We really appreciate reviewer’s suggestion, we provided to integrate a Conclusion section also within the manuscript.
Reviewer 2 Report
I congratulate with the authors for this well written multicentric paper comparing treatment with phythotherapics + alfuzosin with conventional alfuzosin only. This showed improved symptoms in the treatment group.
I understand that the patients enrolled to the mix of phytotherapies were already on Alfuzosin treatment and this was not stopped during the study. However, reading your inclusion criteria looks like they have to discontinue Alfuzosin to be able to be enrolled. Please change : "previous therapy with
Alfuzosin 10 mg over a 6-12-month" period with "Already on treatment with Alfuzosin 10 mg for at least 6-12-month".
I think the comparison was tied to Alfuzosin because this drug was used in the retrospective cohort, but I think that using Tamsulosin or Silodosin might have led to better results in the control arm too.
Why did the author not perform a randomised controlled trial rather than comparing with retrospective cohort?
regards
Author Response
1. I understand that the patients enrolled to the mix of phytotherapies were already on Alfuzosin treatment and this was not stopped during the study.
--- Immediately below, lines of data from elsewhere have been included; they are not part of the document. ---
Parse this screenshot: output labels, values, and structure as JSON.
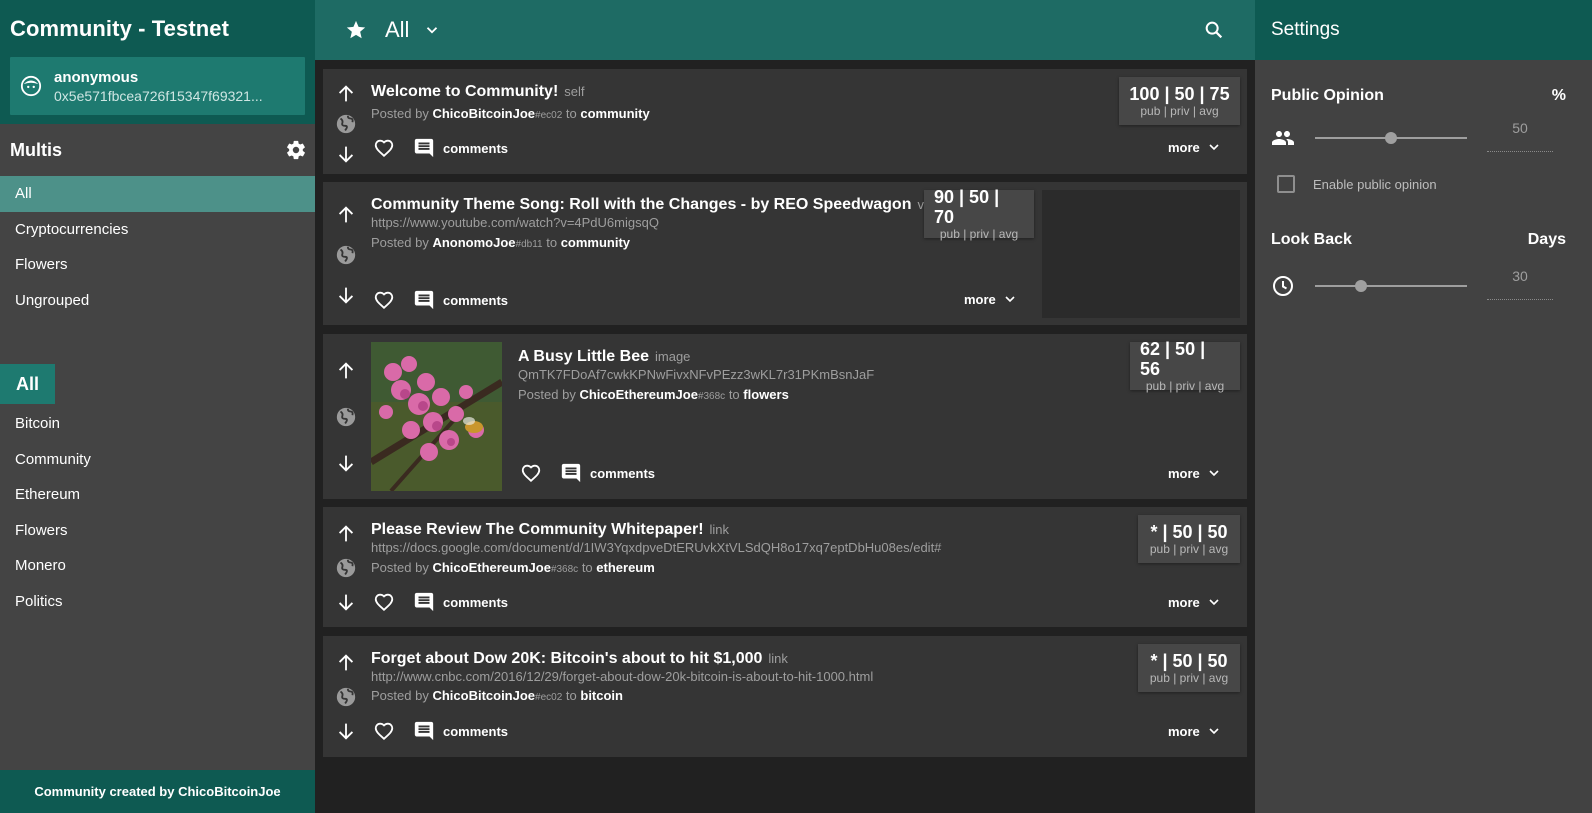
{
  "app": {
    "title": "Community - Testnet"
  },
  "user": {
    "name": "anonymous",
    "address": "0x5e571fbcea726f15347f69321..."
  },
  "multis": {
    "title": "Multis",
    "items": [
      {
        "label": "All",
        "active": true
      },
      {
        "label": "Cryptocurrencies"
      },
      {
        "label": "Flowers"
      },
      {
        "label": "Ungrouped"
      }
    ]
  },
  "topics": {
    "all_label": "All",
    "items": [
      {
        "label": "Bitcoin"
      },
      {
        "label": "Community"
      },
      {
        "label": "Ethereum"
      },
      {
        "label": "Flowers"
      },
      {
        "label": "Monero"
      },
      {
        "label": "Politics"
      }
    ]
  },
  "footer": {
    "text": "Community created by ChicoBitcoinJoe"
  },
  "topbar": {
    "title": "All"
  },
  "settings": {
    "title": "Settings",
    "public_opinion": {
      "label": "Public Opinion",
      "unit": "%",
      "value": "50",
      "level": 0.5
    },
    "enable_public_opinion": {
      "label": "Enable public opinion",
      "checked": false
    },
    "look_back": {
      "label": "Look Back",
      "unit": "Days",
      "value": "30",
      "level": 0.3
    }
  },
  "labels": {
    "comments": "comments",
    "more": "more",
    "posted_by": "Posted by",
    "to": "to",
    "score_caption": "pub | priv | avg"
  },
  "posts": [
    {
      "title": "Welcome to Community!",
      "kind": "self",
      "url": "",
      "author": "ChicoBitcoinJoe",
      "hash": "#ec02",
      "community": "community",
      "score": "100 | 50 | 75"
    },
    {
      "title": "Community Theme Song: Roll with the Changes - by REO Speedwagon",
      "kind": "video",
      "url": "https://www.youtube.com/watch?v=4PdU6migsqQ",
      "author": "AnonomoJoe",
      "hash": "#db11",
      "community": "community",
      "score": "90 | 50 | 70"
    },
    {
      "title": "A Busy Little Bee",
      "kind": "image",
      "url": "QmTK7FDoAf7cwkKPNwFivxNFvPEzz3wKL7r31PKmBsnJaF",
      "author": "ChicoEthereumJoe",
      "hash": "#368c",
      "community": "flowers",
      "score": "62 | 50 | 56"
    },
    {
      "title": "Please Review The Community Whitepaper!",
      "kind": "link",
      "url": "https://docs.google.com/document/d/1IW3YqxdpveDtERUvkXtVLSdQH8o17xq7eptDbHu08es/edit#",
      "author": "ChicoEthereumJoe",
      "hash": "#368c",
      "community": "ethereum",
      "score": "* | 50 | 50"
    },
    {
      "title": "Forget about Dow 20K: Bitcoin's about to hit $1,000",
      "kind": "link",
      "url": "http://www.cnbc.com/2016/12/29/forget-about-dow-20k-bitcoin-is-about-to-hit-1000.html",
      "author": "ChicoBitcoinJoe",
      "hash": "#ec02",
      "community": "bitcoin",
      "score": "* | 50 | 50"
    }
  ]
}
However, reading your inclusion criteria looks like they have to discontinue Alfuzosin to be able to be enrolled. Please change : "previous therapy with
Alfuzosin 10 mg over a 6-12-month" period with "Already on treatment with Alfuzosin 10 mg for at least 6-12-month".
We appreciate reviewers suggestion, in order to better clarify the study design we provided to correct "previous therapy with
Alfuzosin 10 mg over a 6-12-month" with "Already on treatment with Alfuzosin 10 mg for at least 6-12-month". Moreover, we integrated the study design flow chart in a dedicated figure.
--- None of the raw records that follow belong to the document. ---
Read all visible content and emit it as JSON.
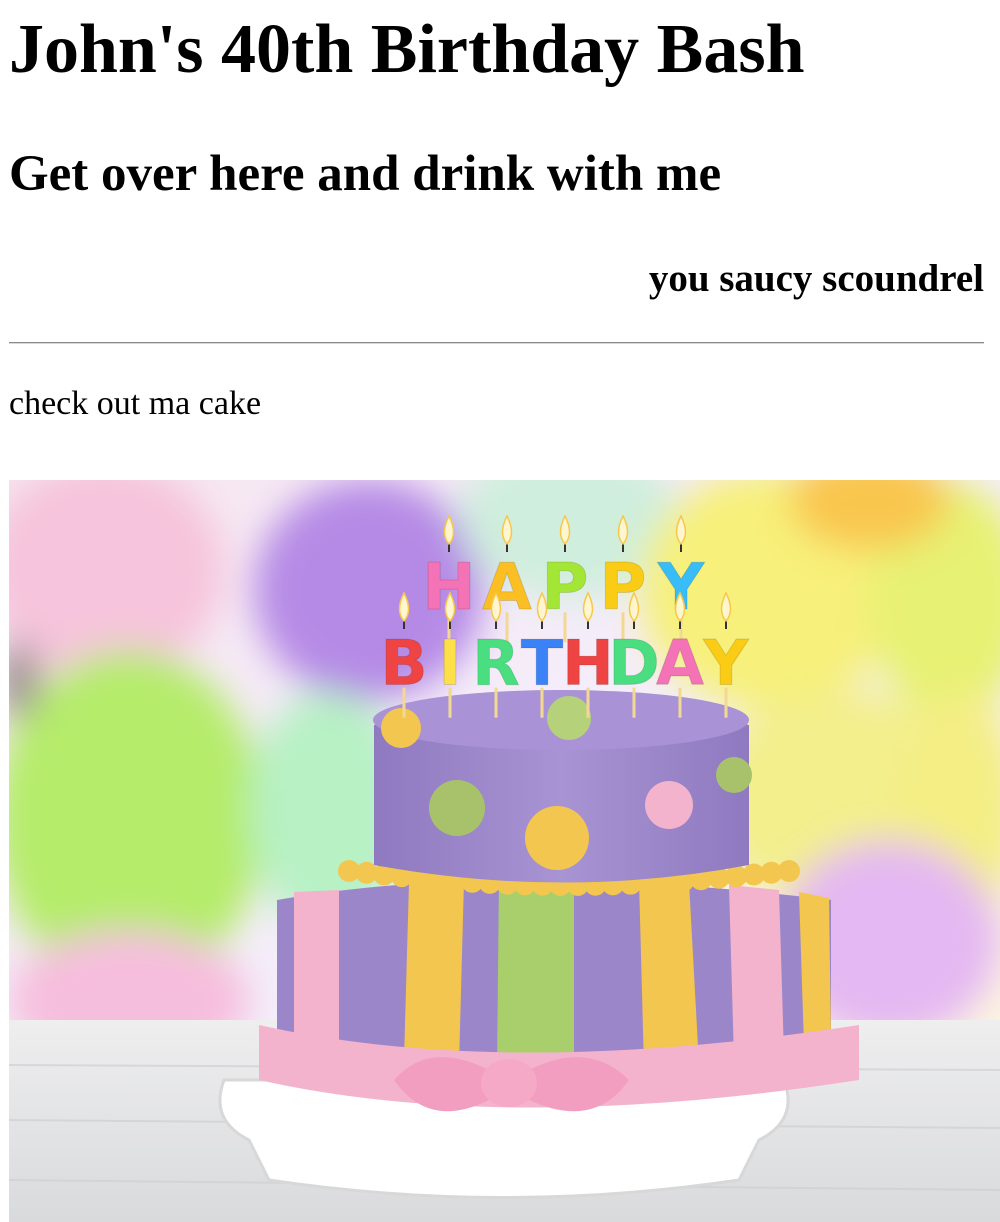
{
  "page": {
    "title": "John's 40th Birthday Bash",
    "subtitle": "Get over here and drink with me",
    "tagline": "you saucy scoundrel",
    "caption": "check out ma cake"
  },
  "photo": {
    "top_letters": [
      "H",
      "A",
      "P",
      "P",
      "Y"
    ],
    "bottom_letters": [
      "B",
      "I",
      "R",
      "T",
      "H",
      "D",
      "A",
      "Y"
    ],
    "top_letter_colors": [
      "#f472b6",
      "#fbbf24",
      "#a3e635",
      "#facc15",
      "#38bdf8"
    ],
    "bottom_letter_colors": [
      "#ef4444",
      "#fde047",
      "#4ade80",
      "#3b82f6",
      "#ef4444",
      "#4ade80",
      "#f472b6",
      "#facc15"
    ],
    "colors": {
      "cake_purple": "#9b86c9",
      "ribbon_pink": "#f4b3cc",
      "stripe_yellow": "#f2c64f",
      "stripe_green": "#a8cf6b"
    }
  }
}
I think the comparison was tied to Alfuzosin because this drug was used in the retrospective cohort, but I think that using Tamsulosin or Silodosin might have led to better results in the control arm too.
Why did the author not perform a randomised controlled trial rather than comparing with retrospective cohort?
We kindly thank the reviewer for outlining this crucial issue of paramount importance. As outlined within the ''Materials and Methods'' sections, the inclusion criteria incorporates
1) age between 40 and 70 years 2) previous therapy with Alfuzosin 10 mg over a 6-12-month period 3) International prostate symptom score (IPSS) <20 with a positive answer to urgency and frequency questions.
In this light, Alfuzosin represents an effective first-line treatment particularly in patients with mild to moderate LUTS (IPSS < 20) due to the lower rate of ejaculatory disorders without compromising the overall Blood Pressure control.
We selected very strict inclusion criteria to create two groups of patients with similar baseline conditions.
Indeed, this is only a retrospective study and definitive conclusions cannot be drawn with this type of evidence. Nevertheless, this study showed promising findings reporting a significant reduction of storage symptoms in selected patients with BPH treated with Perlaprost in addition to alfuzosin. This will be a crucial point to design prospective trials to test the efficacy of combinations of different phytotherapeutics in addition to alpha-blockers to improve QoL and reduce storage symptoms in selected patients with BPH.
Nevertheless, we integrated these limitations within the discussion section.
Round 2
Reviewer 1 Report
The manuscript could be published in this form.